Slow, Verbose, Histrionic, Ultimately excruciating, Inaudible
See it if
You're up for a show with high self-conscious intellectual aspirations that devolve into logorrheic melodrama, misdirected and unclear.
Don't see it if
You'd prefer a show held up by more than a silent maid and an iguana, unfortunately the clearest, most layered & effective elements onstage.
In spite of an unforgivably inaudible exposition, Bitter Tears begins well enough; Gombé convinces & commands as Petra, & Alex Spieth's silent Marlene is from the start & throughout the clearest, solid backbone of this show.
All other characters however lack depth & clear motivations; we are throughout being told not shown, and without frisson or sexual tension, all is nonsense. Petra's transition from seduction to love to madness is instantaneous & unbelievable, & Gombé, given the thankless task of wailing for 20 minutes, is wasted & even more unbelievable.
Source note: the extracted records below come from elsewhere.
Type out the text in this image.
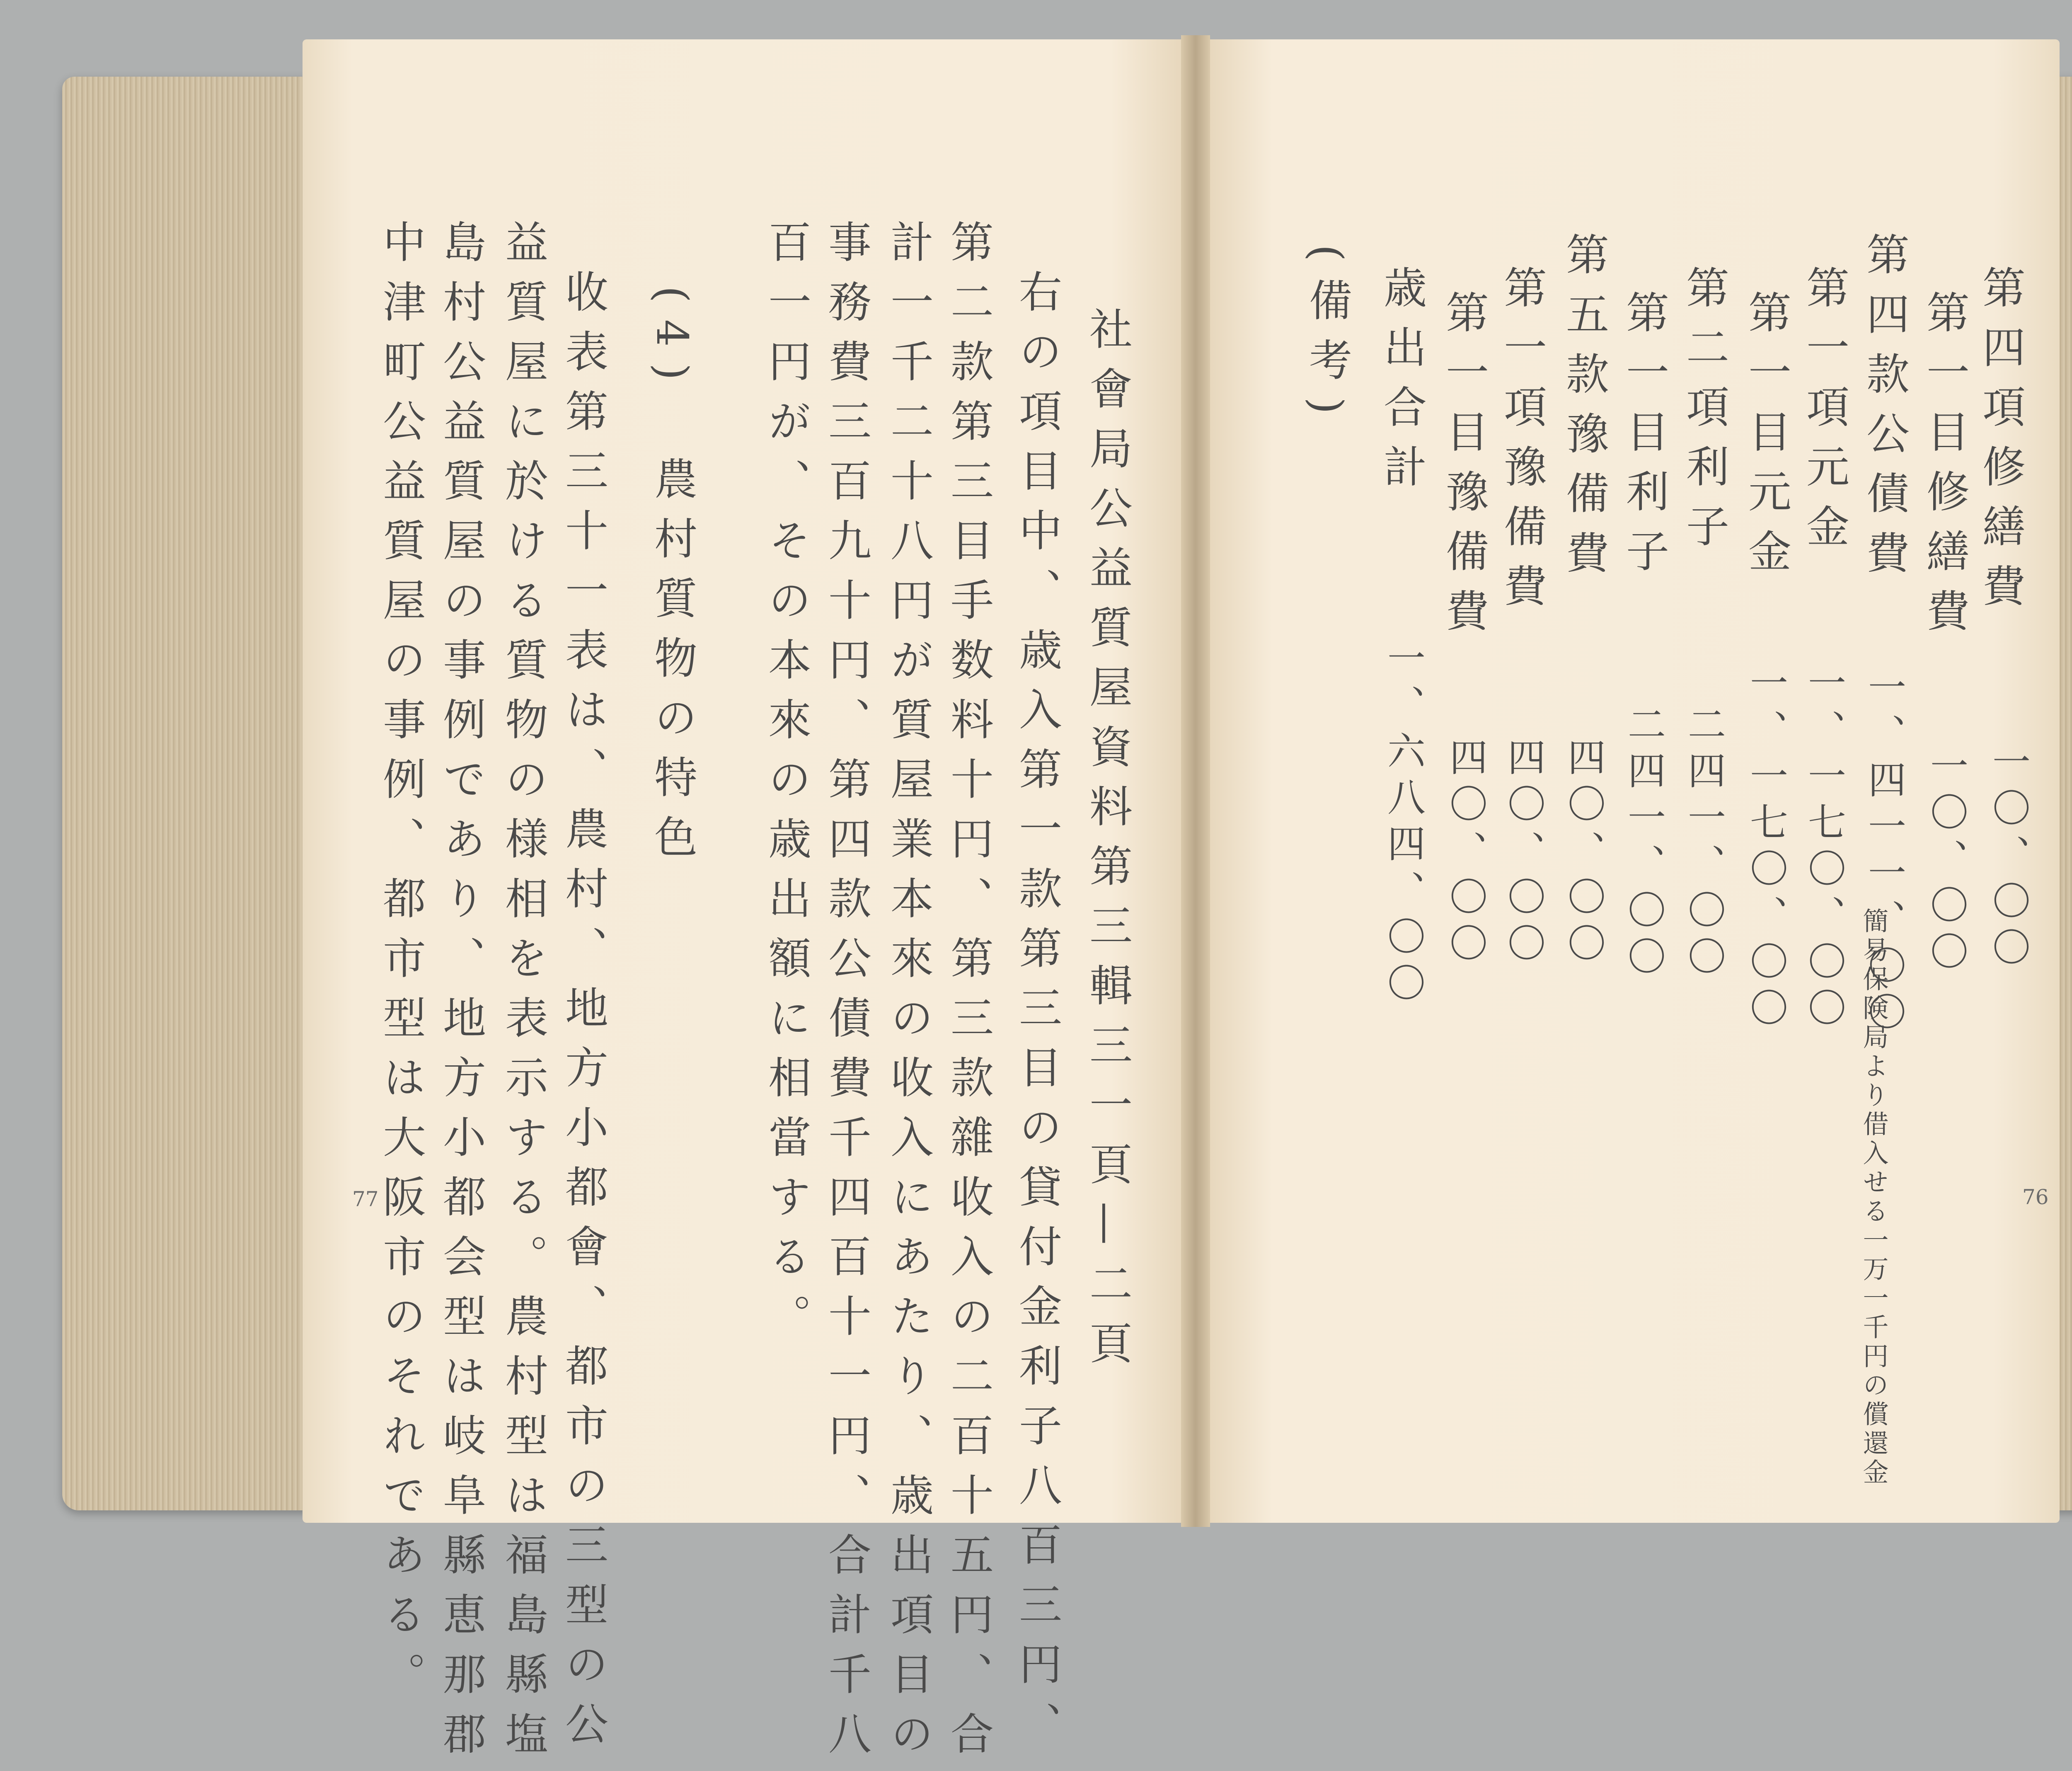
社會局公益質屋資料第三輯三一頁—二頁
右の項目中、歳入第一款第三目の貸付金利子八百三円、
第二款第三目手数料十円、第三款雜收入の二百十五円、合
計一千二十八円が質屋業本來の收入にあたり、歳出項目の
事務費三百九十円、第四款公債費千四百十一円、合計千八
百一円が、その本來の歳出額に相當する。
(4)　農村質物の特色
收表第三十一表は、農村、地方小都會、都市の三型の公
益質屋に於ける質物の様相を表示する。農村型は福島縣塩
島村公益質屋の事例であり、地方小都会型は岐阜縣恵那郡
中津町公益質屋の事例、都市型は大阪市のそれである。
77
第四項修繕費
一〇、〇〇
第一目修繕費
一〇、〇〇
第四款公債費
一、四一一、〇〇
第一項元金
一、一七〇、〇〇
第一目元金
一、一七〇、〇〇
第二項利子
二四一、〇〇
第一目利子
二四一、〇〇
第五款豫備費
四〇、〇〇
第一項豫備費
四〇、〇〇
第一目豫備費
四〇、〇〇
歳出合計
一、六八四、〇〇
(備考)
簡易保険局より借入せる一万一千円の償還金	76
As is much onstage, except for the unexpected, very real & honest iguana, the perfect metaphor for Petra: trapped, still, prehistoric, wrapped in a pretty bow, completely alone — & on a stage, a total throwaway.
In the end, this production all comes off as a rather macho intellectual exercise. One suspects this show would best have been directed by a woman, to plumb the complicated depths of emotion, desire, rejection & power.